The grass in front was brown and horrible because the people who had had the pitch before us had had an awning and killed it off. By the time we'd been there 4 days it had begun to regenerate, though.

And here is the point where I hope my mum doesn't wander by my blog, because she may just kill me (or that would be rather dull...there would probably be a more interesting form of vengeance involved) for posting this picture of a typical relaxed evening inside the van.


Ruled by our pet? Well, not as much as these people - my mum came back from the toilet block one morning, grabbed her camera and headed out again, so of course I followed. These are guinea pigs, with specially-made chickenwire 'tents,' who had come tenting. Seriously.

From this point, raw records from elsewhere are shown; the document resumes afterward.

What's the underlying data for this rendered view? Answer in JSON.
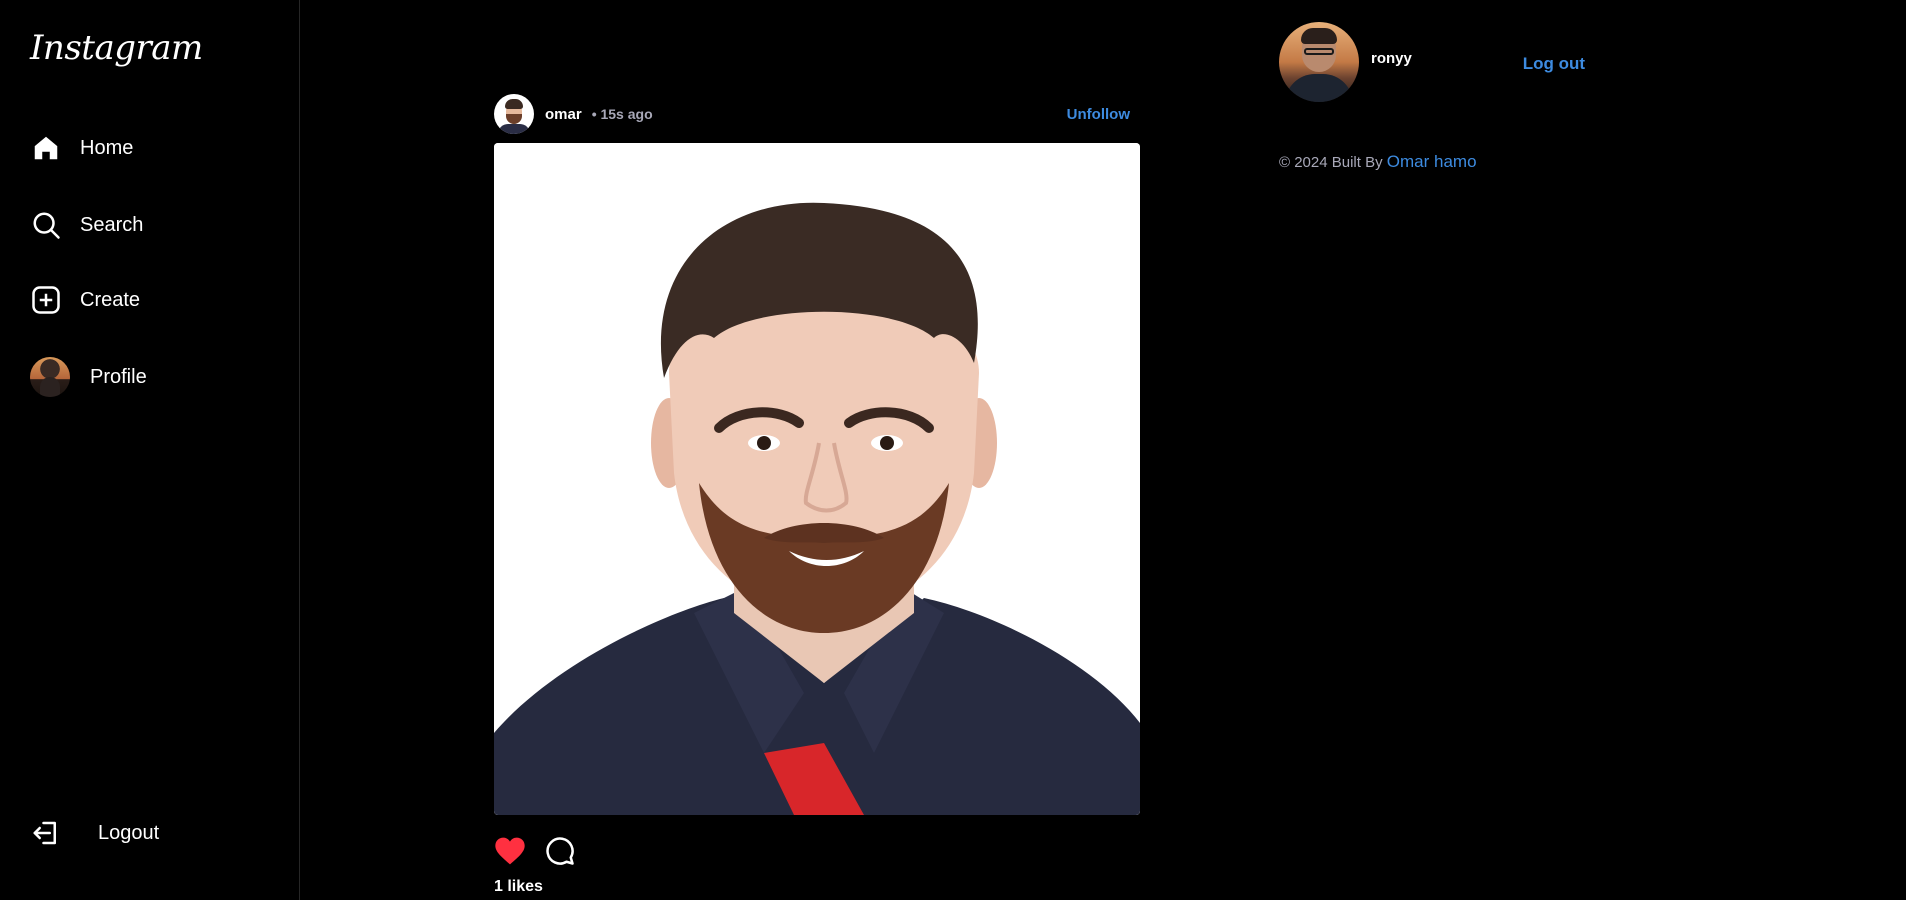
{
  "app": {
    "logo_text": "Instagram"
  },
  "sidebar": {
    "items": [
      {
        "label": "Home",
        "icon": "home-icon"
      },
      {
        "label": "Search",
        "icon": "search-icon"
      },
      {
        "label": "Create",
        "icon": "create-icon"
      },
      {
        "label": "Profile",
        "icon": "avatar"
      }
    ],
    "logout_label": "Logout"
  },
  "post": {
    "username": "omar",
    "time": "• 15s ago",
    "unfollow_label": "Unfollow",
    "likes_text": "1 likes",
    "liked": true,
    "like_color": "#ff3040"
  },
  "right_panel": {
    "username": "ronyy",
    "logout_label": "Log out",
    "footer_prefix": "© 2024 Built By",
    "footer_author": "Omar hamo"
  },
  "colors": {
    "accent": "#3d8be0",
    "background": "#000000",
    "muted": "#a8a8b8"
  }
}
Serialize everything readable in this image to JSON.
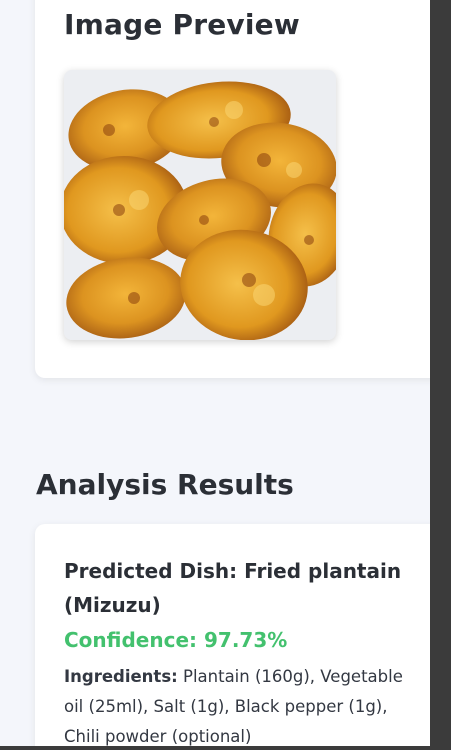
{
  "preview": {
    "title": "Image Preview",
    "image_alt": "fried plantain slices"
  },
  "results": {
    "title": "Analysis Results",
    "dish_label": "Predicted Dish: ",
    "dish_name": "Fried plantain (Mizuzu)",
    "confidence_label": "Confidence: ",
    "confidence_value": "97.73%",
    "ingredients_label": "Ingredients:",
    "ingredients_text": " Plantain (160g), Vegetable oil (25ml), Salt (1g), Black pepper (1g), Chili powder (optional)"
  },
  "colors": {
    "background": "#f4f6fb",
    "card": "#ffffff",
    "heading": "#2b2f36",
    "confidence": "#43c16e",
    "plantain": "#d9901e"
  }
}
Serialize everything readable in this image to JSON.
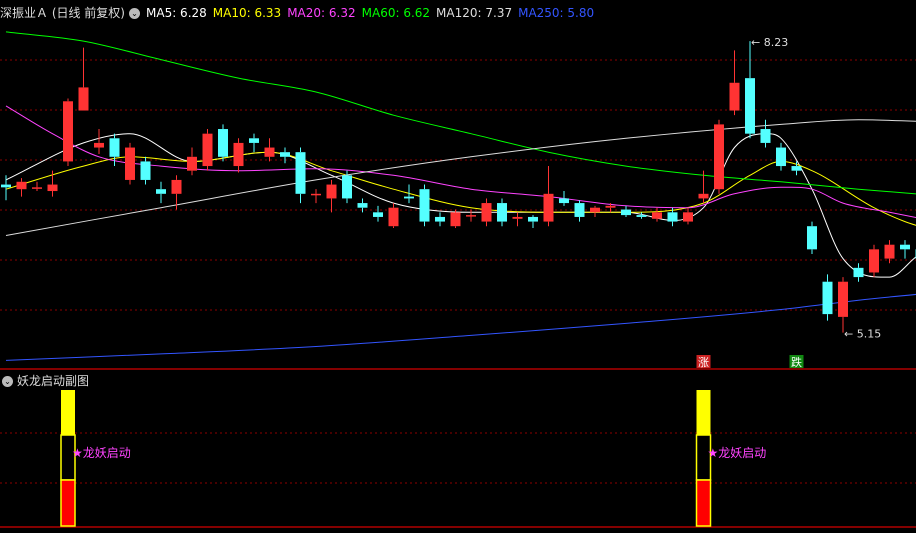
{
  "header": {
    "stock_title": "深振业Ａ (日线 前复权)",
    "ma_labels": [
      {
        "text": "MA5: 6.28",
        "color": "#ffffff"
      },
      {
        "text": "MA10: 6.33",
        "color": "#ffff00"
      },
      {
        "text": "MA20: 6.32",
        "color": "#ff44ff"
      },
      {
        "text": "MA60: 6.62",
        "color": "#00ff00"
      },
      {
        "text": "MA120: 7.37",
        "color": "#dddddd"
      },
      {
        "text": "MA250: 5.80",
        "color": "#3355ff"
      }
    ]
  },
  "subchart": {
    "title": "妖龙启动副图",
    "signal_label": "龙妖启动"
  },
  "colors": {
    "up": "#ff3333",
    "down": "#54ffff",
    "grid": "#8b0000"
  },
  "chart_data": {
    "type": "candlestick",
    "ylim": [
      4.8,
      8.55
    ],
    "max_label": "8.23",
    "min_label": "5.15",
    "markers": [
      {
        "text": "涨",
        "index": 45,
        "bg": "#cc2222"
      },
      {
        "text": "跌",
        "index": 51,
        "bg": "#118811"
      }
    ],
    "signals": [
      4,
      45
    ],
    "candles": [
      [
        6.75,
        6.72,
        6.85,
        6.58
      ],
      [
        6.7,
        6.78,
        6.82,
        6.62
      ],
      [
        6.72,
        6.72,
        6.78,
        6.68
      ],
      [
        6.68,
        6.75,
        6.9,
        6.62
      ],
      [
        7.0,
        7.65,
        7.68,
        6.95
      ],
      [
        7.55,
        7.8,
        8.23,
        7.55
      ],
      [
        7.15,
        7.2,
        7.35,
        7.08
      ],
      [
        7.25,
        7.05,
        7.3,
        6.95
      ],
      [
        6.8,
        7.15,
        7.2,
        6.75
      ],
      [
        7.0,
        6.8,
        7.05,
        6.75
      ],
      [
        6.7,
        6.65,
        6.78,
        6.55
      ],
      [
        6.65,
        6.8,
        6.85,
        6.48
      ],
      [
        6.9,
        7.05,
        7.15,
        6.85
      ],
      [
        6.95,
        7.3,
        7.35,
        6.9
      ],
      [
        7.35,
        7.05,
        7.4,
        7.0
      ],
      [
        6.95,
        7.2,
        7.25,
        6.88
      ],
      [
        7.25,
        7.2,
        7.3,
        7.1
      ],
      [
        7.05,
        7.15,
        7.25,
        7.0
      ],
      [
        7.1,
        7.05,
        7.15,
        6.98
      ],
      [
        7.1,
        6.65,
        7.15,
        6.55
      ],
      [
        6.65,
        6.65,
        6.7,
        6.55
      ],
      [
        6.6,
        6.75,
        6.8,
        6.45
      ],
      [
        6.85,
        6.6,
        6.9,
        6.55
      ],
      [
        6.55,
        6.5,
        6.6,
        6.45
      ],
      [
        6.45,
        6.4,
        6.52,
        6.35
      ],
      [
        6.3,
        6.5,
        6.55,
        6.28
      ],
      [
        6.62,
        6.6,
        6.75,
        6.55
      ],
      [
        6.7,
        6.35,
        6.75,
        6.3
      ],
      [
        6.4,
        6.35,
        6.45,
        6.3
      ],
      [
        6.3,
        6.45,
        6.48,
        6.28
      ],
      [
        6.42,
        6.42,
        6.48,
        6.35
      ],
      [
        6.35,
        6.55,
        6.6,
        6.3
      ],
      [
        6.55,
        6.35,
        6.6,
        6.3
      ],
      [
        6.38,
        6.4,
        6.45,
        6.3
      ],
      [
        6.4,
        6.35,
        6.42,
        6.28
      ],
      [
        6.35,
        6.65,
        6.95,
        6.3
      ],
      [
        6.6,
        6.55,
        6.68,
        6.52
      ],
      [
        6.55,
        6.4,
        6.58,
        6.35
      ],
      [
        6.45,
        6.5,
        6.52,
        6.4
      ],
      [
        6.5,
        6.52,
        6.55,
        6.45
      ],
      [
        6.48,
        6.42,
        6.52,
        6.4
      ],
      [
        6.42,
        6.4,
        6.45,
        6.38
      ],
      [
        6.38,
        6.45,
        6.5,
        6.35
      ],
      [
        6.45,
        6.35,
        6.5,
        6.3
      ],
      [
        6.35,
        6.45,
        6.5,
        6.32
      ],
      [
        6.6,
        6.65,
        6.9,
        6.55
      ],
      [
        6.7,
        7.4,
        7.45,
        6.65
      ],
      [
        7.55,
        7.85,
        8.2,
        7.5
      ],
      [
        7.9,
        7.3,
        8.3,
        7.25
      ],
      [
        7.35,
        7.2,
        7.45,
        7.15
      ],
      [
        7.15,
        6.95,
        7.2,
        6.9
      ],
      [
        6.95,
        6.9,
        7.0,
        6.85
      ],
      [
        6.3,
        6.05,
        6.35,
        6.0
      ],
      [
        5.7,
        5.35,
        5.78,
        5.28
      ],
      [
        5.32,
        5.7,
        5.75,
        5.15
      ],
      [
        5.85,
        5.75,
        5.9,
        5.7
      ],
      [
        5.8,
        6.05,
        6.1,
        5.75
      ],
      [
        5.95,
        6.1,
        6.15,
        5.9
      ],
      [
        6.1,
        6.05,
        6.15,
        5.95
      ],
      [
        6.05,
        5.95,
        6.1,
        5.85
      ],
      [
        5.95,
        5.95,
        6.0,
        5.9
      ],
      [
        5.95,
        6.15,
        6.2,
        5.92
      ]
    ],
    "ma_series": [
      {
        "label": "MA5",
        "color": "#ffffff",
        "points": [
          [
            0,
            6.8
          ],
          [
            5,
            7.2
          ],
          [
            8,
            7.3
          ],
          [
            12,
            7.0
          ],
          [
            17,
            7.1
          ],
          [
            21,
            6.85
          ],
          [
            25,
            6.55
          ],
          [
            30,
            6.45
          ],
          [
            35,
            6.45
          ],
          [
            40,
            6.45
          ],
          [
            45,
            6.5
          ],
          [
            47,
            7.15
          ],
          [
            49,
            7.3
          ],
          [
            50,
            7.25
          ],
          [
            52,
            6.7
          ],
          [
            54,
            5.95
          ],
          [
            57,
            5.75
          ],
          [
            59,
            6.0
          ],
          [
            61,
            6.05
          ]
        ]
      },
      {
        "label": "MA10",
        "color": "#ffff00",
        "points": [
          [
            0,
            6.7
          ],
          [
            5,
            6.95
          ],
          [
            8,
            7.05
          ],
          [
            12,
            7.0
          ],
          [
            17,
            7.1
          ],
          [
            21,
            6.9
          ],
          [
            25,
            6.7
          ],
          [
            30,
            6.5
          ],
          [
            35,
            6.45
          ],
          [
            40,
            6.45
          ],
          [
            45,
            6.55
          ],
          [
            48,
            6.85
          ],
          [
            50,
            7.0
          ],
          [
            52,
            6.9
          ],
          [
            56,
            6.5
          ],
          [
            58,
            6.35
          ],
          [
            61,
            6.2
          ]
        ]
      },
      {
        "label": "MA20",
        "color": "#ff44ff",
        "points": [
          [
            0,
            7.6
          ],
          [
            3,
            7.3
          ],
          [
            6,
            7.05
          ],
          [
            10,
            6.95
          ],
          [
            15,
            6.9
          ],
          [
            20,
            6.92
          ],
          [
            25,
            6.85
          ],
          [
            30,
            6.7
          ],
          [
            35,
            6.62
          ],
          [
            40,
            6.52
          ],
          [
            44,
            6.5
          ],
          [
            47,
            6.65
          ],
          [
            50,
            6.72
          ],
          [
            52,
            6.7
          ],
          [
            54,
            6.55
          ],
          [
            57,
            6.45
          ],
          [
            61,
            6.32
          ]
        ]
      },
      {
        "label": "MA60",
        "color": "#00ff00",
        "points": [
          [
            0,
            8.4
          ],
          [
            5,
            8.3
          ],
          [
            10,
            8.1
          ],
          [
            15,
            7.9
          ],
          [
            20,
            7.75
          ],
          [
            25,
            7.5
          ],
          [
            30,
            7.3
          ],
          [
            35,
            7.1
          ],
          [
            40,
            6.95
          ],
          [
            45,
            6.85
          ],
          [
            50,
            6.78
          ],
          [
            55,
            6.7
          ],
          [
            61,
            6.62
          ]
        ]
      },
      {
        "label": "MA120",
        "color": "#dddddd",
        "points": [
          [
            0,
            6.2
          ],
          [
            10,
            6.5
          ],
          [
            20,
            6.8
          ],
          [
            30,
            7.05
          ],
          [
            40,
            7.25
          ],
          [
            50,
            7.4
          ],
          [
            55,
            7.45
          ],
          [
            61,
            7.42
          ]
        ]
      },
      {
        "label": "MA250",
        "color": "#3355ff",
        "points": [
          [
            0,
            4.85
          ],
          [
            10,
            4.92
          ],
          [
            20,
            5.0
          ],
          [
            30,
            5.12
          ],
          [
            40,
            5.25
          ],
          [
            50,
            5.4
          ],
          [
            55,
            5.5
          ],
          [
            61,
            5.6
          ]
        ]
      }
    ]
  }
}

Apparently in the evenings they curl up on their owners' laps inside.


The campsite was in a rather nice location, only a mile or two from the beach. We could have walked this but never did as Cara would have undoubtedly sulked about having to come back the same way, so we drove down and parked nearer to the beach. Well, the beach and the ruins of Dunstanburgh Castle, which my mother was interested in because it had something to do with John of Gaunt. Apparently. I am not so great on history as I should be. Its ruins made a rather pretty backdrop to a walk along the dunes, though:


Oh, and what was that Myo was asking so long ago about golden sands? I know they probably have rather more seaweed and rocks, and just out of sight in this picture are several families huddled behind windbreaks pretending it was still summer, but nonetheless we have our decent beaches too, you know.


When I can next be bothered writing a post, I might tell you something about what we actually did over the weekend. I bet you can't wait.